I split the subnet between the two buildings and dropped in a 10MBps internet connection (they had a 3 MB connection on shared wireless which would die if it rained, let alone snowed)

I ordered a tape autoloader with 8 Ultrium 4 carts

I ordered a new file server with 3 x 1TB drives, in RAID 5 to give 2 TB raided storage and dual power supplies

I ordered a web server with 3x 500GB drives, giving me 1TB of Raid 5.

I developed their entire web system in about a month, including the ability for customers to log on and get their data.

Now, I'm back to "Project mode"; in other words, projects from the bosses like "Some of our customers would like a report in this format" and "New lab equipment coming in, we need import routines written"... stuff like that.

The upgrades and changes that I made were painful, to say the least... a routing issue was keeping the buildings from talking properly for a day until I figured it out, and our Metaframe connections were dropping until I realized that some routers have a "hard time limit" on TCP connections (UGH).  That didn't include the cost of about $18,000 that I spent on servers, software, and backup systems; but it was necessary to keep the mission-critical systems for the company working.

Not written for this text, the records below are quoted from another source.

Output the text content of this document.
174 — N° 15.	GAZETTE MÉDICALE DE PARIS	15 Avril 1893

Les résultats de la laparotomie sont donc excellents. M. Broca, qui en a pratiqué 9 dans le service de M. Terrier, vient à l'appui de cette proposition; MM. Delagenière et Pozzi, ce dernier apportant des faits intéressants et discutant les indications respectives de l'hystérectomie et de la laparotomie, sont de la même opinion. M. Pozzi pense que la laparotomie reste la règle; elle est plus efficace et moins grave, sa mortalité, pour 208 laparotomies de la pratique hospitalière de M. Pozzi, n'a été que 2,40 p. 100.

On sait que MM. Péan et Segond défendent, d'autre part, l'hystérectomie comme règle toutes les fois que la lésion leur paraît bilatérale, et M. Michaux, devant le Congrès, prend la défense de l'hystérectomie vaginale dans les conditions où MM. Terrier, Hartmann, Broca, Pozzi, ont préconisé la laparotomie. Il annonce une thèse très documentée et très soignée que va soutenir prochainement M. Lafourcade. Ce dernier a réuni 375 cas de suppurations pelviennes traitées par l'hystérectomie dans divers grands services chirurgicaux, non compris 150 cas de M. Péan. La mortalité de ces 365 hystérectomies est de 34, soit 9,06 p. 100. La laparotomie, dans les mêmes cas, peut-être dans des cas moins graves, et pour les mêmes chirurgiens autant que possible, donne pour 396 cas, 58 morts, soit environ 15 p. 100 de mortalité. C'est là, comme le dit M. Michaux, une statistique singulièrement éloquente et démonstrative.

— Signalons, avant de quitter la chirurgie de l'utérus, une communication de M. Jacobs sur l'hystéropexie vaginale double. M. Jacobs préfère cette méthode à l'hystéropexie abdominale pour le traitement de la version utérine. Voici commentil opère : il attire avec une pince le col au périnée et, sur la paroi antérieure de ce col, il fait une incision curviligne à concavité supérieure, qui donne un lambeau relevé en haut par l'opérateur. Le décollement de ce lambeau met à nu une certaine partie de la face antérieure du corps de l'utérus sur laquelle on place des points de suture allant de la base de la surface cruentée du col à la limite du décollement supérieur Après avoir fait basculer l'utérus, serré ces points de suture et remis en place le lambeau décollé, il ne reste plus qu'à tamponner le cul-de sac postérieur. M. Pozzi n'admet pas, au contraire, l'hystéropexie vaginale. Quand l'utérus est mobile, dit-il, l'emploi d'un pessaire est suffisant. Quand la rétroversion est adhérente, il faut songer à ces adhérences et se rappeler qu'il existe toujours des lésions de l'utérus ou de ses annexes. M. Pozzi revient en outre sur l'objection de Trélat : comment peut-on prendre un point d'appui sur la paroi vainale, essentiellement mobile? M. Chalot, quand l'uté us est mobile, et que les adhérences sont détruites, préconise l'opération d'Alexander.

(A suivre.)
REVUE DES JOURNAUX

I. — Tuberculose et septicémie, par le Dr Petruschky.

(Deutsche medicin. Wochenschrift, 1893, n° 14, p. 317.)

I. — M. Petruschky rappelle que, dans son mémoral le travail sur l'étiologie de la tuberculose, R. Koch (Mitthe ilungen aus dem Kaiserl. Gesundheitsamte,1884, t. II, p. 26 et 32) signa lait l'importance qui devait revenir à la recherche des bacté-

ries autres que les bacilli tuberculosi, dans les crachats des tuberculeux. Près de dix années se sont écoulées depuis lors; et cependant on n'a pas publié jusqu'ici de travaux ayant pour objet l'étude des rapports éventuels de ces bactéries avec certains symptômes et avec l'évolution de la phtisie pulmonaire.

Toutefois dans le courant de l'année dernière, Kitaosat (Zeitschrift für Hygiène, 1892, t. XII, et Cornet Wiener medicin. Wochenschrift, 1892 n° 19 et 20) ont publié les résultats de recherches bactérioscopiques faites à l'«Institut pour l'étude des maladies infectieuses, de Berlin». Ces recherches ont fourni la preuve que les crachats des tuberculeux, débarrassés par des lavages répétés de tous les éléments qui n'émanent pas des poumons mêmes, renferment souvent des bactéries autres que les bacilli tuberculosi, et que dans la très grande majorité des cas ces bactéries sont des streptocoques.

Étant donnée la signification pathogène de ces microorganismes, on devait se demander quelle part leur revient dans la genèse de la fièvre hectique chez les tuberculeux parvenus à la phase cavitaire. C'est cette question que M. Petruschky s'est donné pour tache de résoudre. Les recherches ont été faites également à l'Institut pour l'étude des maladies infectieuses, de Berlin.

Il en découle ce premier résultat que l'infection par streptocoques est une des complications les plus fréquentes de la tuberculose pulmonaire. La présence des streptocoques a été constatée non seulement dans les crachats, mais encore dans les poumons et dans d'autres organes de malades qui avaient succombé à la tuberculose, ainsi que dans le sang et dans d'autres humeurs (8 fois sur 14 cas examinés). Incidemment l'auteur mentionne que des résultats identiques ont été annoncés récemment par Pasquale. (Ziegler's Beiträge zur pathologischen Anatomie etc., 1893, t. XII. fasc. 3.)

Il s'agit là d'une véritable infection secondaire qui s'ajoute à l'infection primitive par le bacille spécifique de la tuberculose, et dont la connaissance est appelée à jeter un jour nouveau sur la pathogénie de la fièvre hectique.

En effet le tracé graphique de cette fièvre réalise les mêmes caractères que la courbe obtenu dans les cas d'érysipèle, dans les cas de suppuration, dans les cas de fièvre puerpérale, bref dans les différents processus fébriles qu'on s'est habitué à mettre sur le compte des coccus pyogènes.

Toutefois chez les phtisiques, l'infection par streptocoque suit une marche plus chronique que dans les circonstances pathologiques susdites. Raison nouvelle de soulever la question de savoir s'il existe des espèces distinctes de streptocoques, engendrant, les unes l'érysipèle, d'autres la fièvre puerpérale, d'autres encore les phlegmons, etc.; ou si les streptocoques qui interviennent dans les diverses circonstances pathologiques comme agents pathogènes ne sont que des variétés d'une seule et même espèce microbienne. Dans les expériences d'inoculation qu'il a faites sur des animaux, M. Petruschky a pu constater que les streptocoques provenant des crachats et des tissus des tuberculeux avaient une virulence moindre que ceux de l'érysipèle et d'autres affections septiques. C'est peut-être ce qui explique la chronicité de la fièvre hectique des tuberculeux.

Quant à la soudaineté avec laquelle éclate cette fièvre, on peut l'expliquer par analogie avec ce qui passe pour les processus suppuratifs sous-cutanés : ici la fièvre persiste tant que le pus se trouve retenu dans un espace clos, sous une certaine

But, now the network is running smoothly, backups are running daily, and life in general is good.

I love what I do; it can be downright frustrating at times, but I honestly love what I do.

Just my 2¢

"What the captain doesn't realize is that we've secretly replaced his Dilithium Crystals with new Folger's Crystals."

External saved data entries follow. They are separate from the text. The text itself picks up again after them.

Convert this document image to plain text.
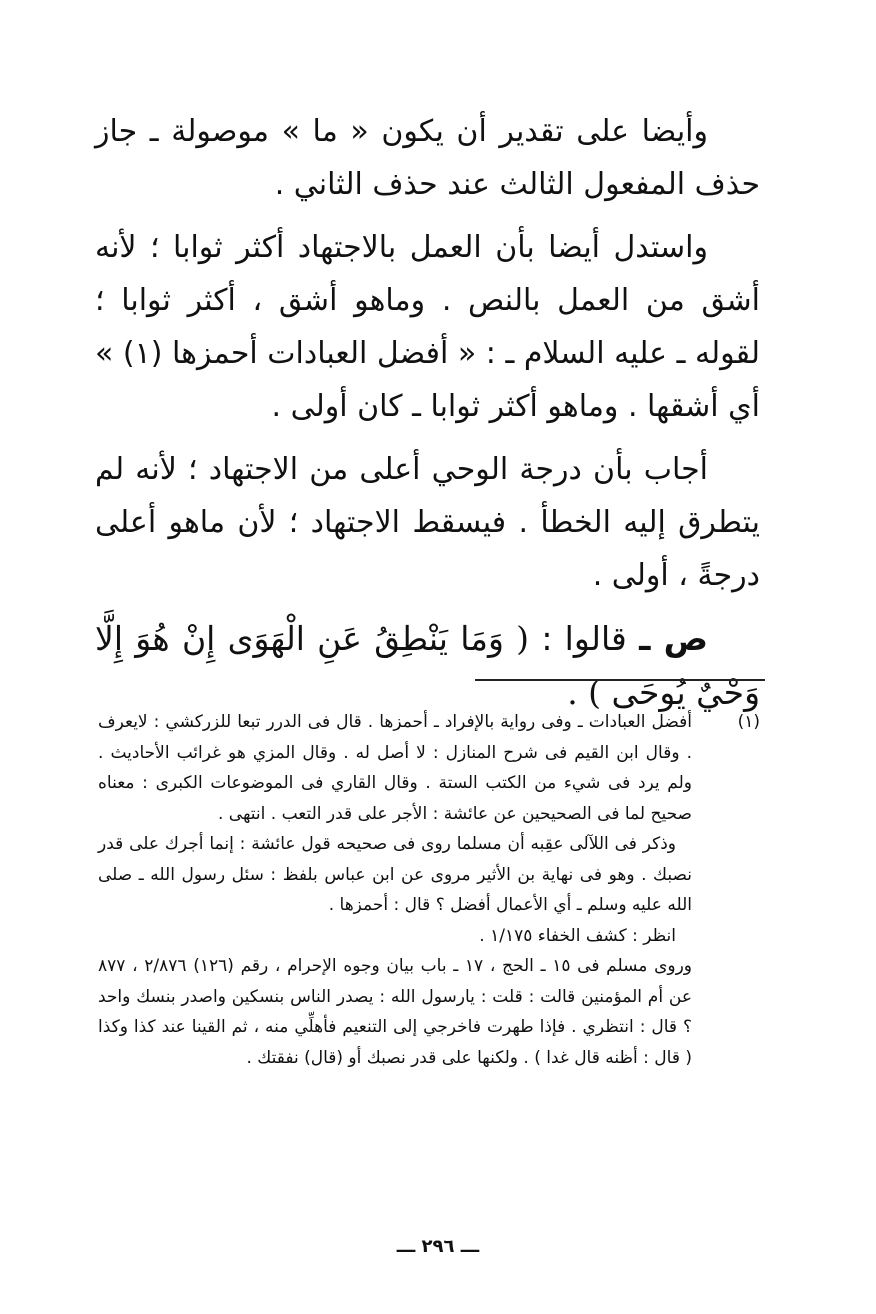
وأيضا على تقدير أن يكون « ما » موصولة ـ جاز حذف المفعول الثالث عند حذف الثاني .

واستدل أيضا بأن العمل بالاجتهاد أكثر ثوابا ؛ لأنه أشق من العمل بالنص . وماهو أشق ، أكثر ثوابا ؛ لقوله ـ عليه السلام ـ : « أفضل العبادات أحمزها (١) » أي أشقها . وماهو أكثر ثوابا ـ كان أولى .

أجاب بأن درجة الوحي أعلى من الاجتهاد ؛ لأنه لم يتطرق إليه الخطأ . فيسقط الاجتهاد ؛ لأن ماهو أعلى درجةً ، أولى .

ص ـ قالوا : ( وَمَا يَنْطِقُ عَنِ الْهَوَى إِنْ هُوَ إِلَّا وَحْيٌ يُوحَى ) .

(١)

أفضل العبادات ـ وفى رواية بالإفراد ـ أحمزها . قال فى الدرر تبعا للزركشي : لايعرف . وقال ابن القيم فى شرح المنازل : لا أصل له . وقال المزي هو غرائب الأحاديث . ولم يرد فى شيء من الكتب الستة . وقال القاري فى الموضوعات الكبرى : معناه صحيح لما فى الصحيحين عن عائشة : الأجر على قدر التعب . انتهى .

وذكر فى اللآلى عقِبه أن مسلما روى فى صحيحه قول عائشة : إنما أجرك على قدر نصبك . وهو فى نهاية بن الأثير مروى عن ابن عباس بلفظ : سئل رسول الله ـ صلى الله عليه وسلم ـ أي الأعمال أفضل ؟ قال : أحمزها .

انظر : كشف الخفاء ١/١٧٥ .

وروى مسلم فى ١٥ ـ الحج ، ١٧ ـ باب بيان وجوه الإحرام ، رقم (١٢٦) ٢/٨٧٦ ، ٨٧٧ عن أم المؤمنين قالت : قلت : يارسول الله : يصدر الناس بنسكين واصدر بنسك واحد ؟ قال : انتظري . فإذا طهرت فاخرجي إلى التنعيم فأهلِّي منه ، ثم القينا عند كذا وكذا ( قال : أظنه قال غدا ) . ولكنها على قدر نصبك أو (قال) نفقتك .

ـــ ٢٩٦ ـــ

--Greg  http://parallel.tzo.com

RE: going into panic/crisis mode

I'm not sure where I first heard it, but "do you want me to wrestle alligators, or drain the swamp?" can be an interesting and thought-provoking question for your boss.

@EdFair: As others have said, there's two elements of being prepared to deal with technical issues - a structure for fault tolerance, redundancy, and disaster recovery (backups, failovers, automatic notification of impending issues, etc); and an adequate level of experience and familiarity with whatever recovery is necessary. If both of those are adequately in place, you might take a look at ways to deal with panic attack type symptoms, because aside from a mental "uhoh" (or more unprintable four-letter word) there's no real cause for alarm.